Hi Chaosophy,
i'm in the same boat as you, im gonna have to install mine under the card as my Zalman Flower is in the way. Just a quick ques, which direction did you have the fan blowing in your pic? Down towards the bottom of your case or up towards the card?
I've tried both, haven't had time to properly test but to be honest didn't see a huge difference in card temps either way. But a real test may show a difference once the case heats up.
The hardest part is fitting the cooler, ok you need to remove the card to easily flip the fan but once the heat sink is fitted it's no big deal.
Blowing up is the way I have it at the moment. That's part of the reason why I have removed the PCI blanking plates so that the fan has a chance to try and pull in some cooler air to blow up over the fins. And then for the hot air to be able to get out easier. Think I may stick one back in to get the air to flow under and over it(?)

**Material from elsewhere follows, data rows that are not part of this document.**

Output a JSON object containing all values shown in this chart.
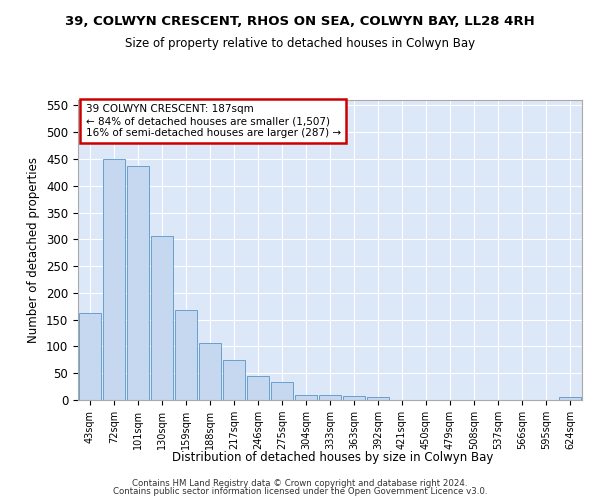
{
  "title": "39, COLWYN CRESCENT, RHOS ON SEA, COLWYN BAY, LL28 4RH",
  "subtitle": "Size of property relative to detached houses in Colwyn Bay",
  "xlabel": "Distribution of detached houses by size in Colwyn Bay",
  "ylabel": "Number of detached properties",
  "categories": [
    "43sqm",
    "72sqm",
    "101sqm",
    "130sqm",
    "159sqm",
    "188sqm",
    "217sqm",
    "246sqm",
    "275sqm",
    "304sqm",
    "333sqm",
    "363sqm",
    "392sqm",
    "421sqm",
    "450sqm",
    "479sqm",
    "508sqm",
    "537sqm",
    "566sqm",
    "595sqm",
    "624sqm"
  ],
  "values": [
    163,
    450,
    436,
    307,
    168,
    106,
    74,
    45,
    33,
    10,
    9,
    8,
    5,
    0,
    0,
    0,
    0,
    0,
    0,
    0,
    5
  ],
  "bar_color": "#c5d8f0",
  "bar_edge_color": "#6aa0cc",
  "annotation_title": "39 COLWYN CRESCENT: 187sqm",
  "annotation_line1": "← 84% of detached houses are smaller (1,507)",
  "annotation_line2": "16% of semi-detached houses are larger (287) →",
  "annotation_box_color": "#ffffff",
  "annotation_box_edge_color": "#cc0000",
  "ylim": [
    0,
    560
  ],
  "yticks": [
    0,
    50,
    100,
    150,
    200,
    250,
    300,
    350,
    400,
    450,
    500,
    550
  ],
  "plot_bg_color": "#dce8f8",
  "fig_bg_color": "#ffffff",
  "grid_color": "#ffffff",
  "footer1": "Contains HM Land Registry data © Crown copyright and database right 2024.",
  "footer2": "Contains public sector information licensed under the Open Government Licence v3.0."
}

Problem is that I'm a bit worried that heat is getting blow straight back on to the GPU chip and getting stuck under the card. Sticking my fingers in the gap does feel a bit warmer when this way. Though you do already have the vents in the 2nd PCI slot the card takes up for ventilation. Plus I have an Akasa Eclipse which is wider than a normal case, so a good few inches clearance at the side.

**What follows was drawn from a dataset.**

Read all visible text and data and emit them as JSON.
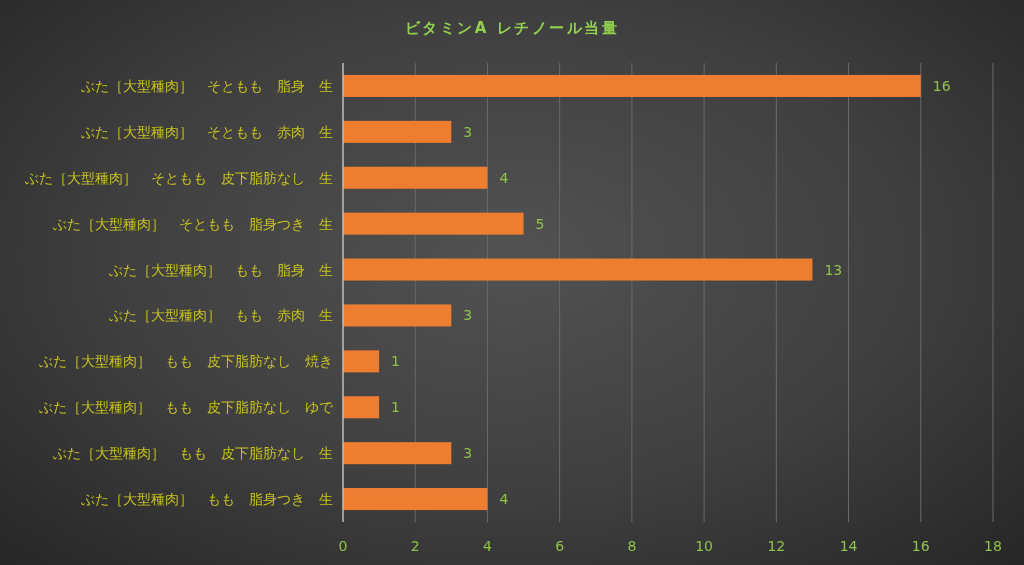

Still wondering whether a stronger fan would be better as I can't feel a huge amount of air flow making it through the fins, though the rizla test shows there is some there.
Blowing down, and the gap between the card and cooler did feel like there was less heat there but then all the heat was getting blow straight on to the back of my X-Fi. And with not a great amount of airflow front to back from the front HDD fan, the heat is just going to rise anyway.
re: air over the ram sinks. Which ever way you fit the cooler one lot of ram on the other side isn't getting any air flow. Plus when you remove the stock cooler the coper block is only cooling the GPU, and is the only bit getting air from the fan. Unless you're going for insane overclocks the ram sinks with little or no air flow should be enough. And if you are going for insane clocks you'll probably be on water and will either have an all in one block or ram sinks and no fan.
Either way I'm happy with the purchase. Other than this issue with the VDDC bit it's cooler and quieter and as yet I don't miss the missing slots. Thinking about seeing if I can flip the cpu cooler 90 degrees, fit the HR-03 the other way and have the whole lot blow up and use the PSU to vent, plus keep the rear case fan. But don't want to overheat the PSU and have it's fan start making all the noise.
Tempted to get a quad core if Crysis shows it's multi core potential, hopefully the demo will be fully multi core optimised and I can decide whether or not to go quad before next year. So may wait until then to flip the CPU cooler.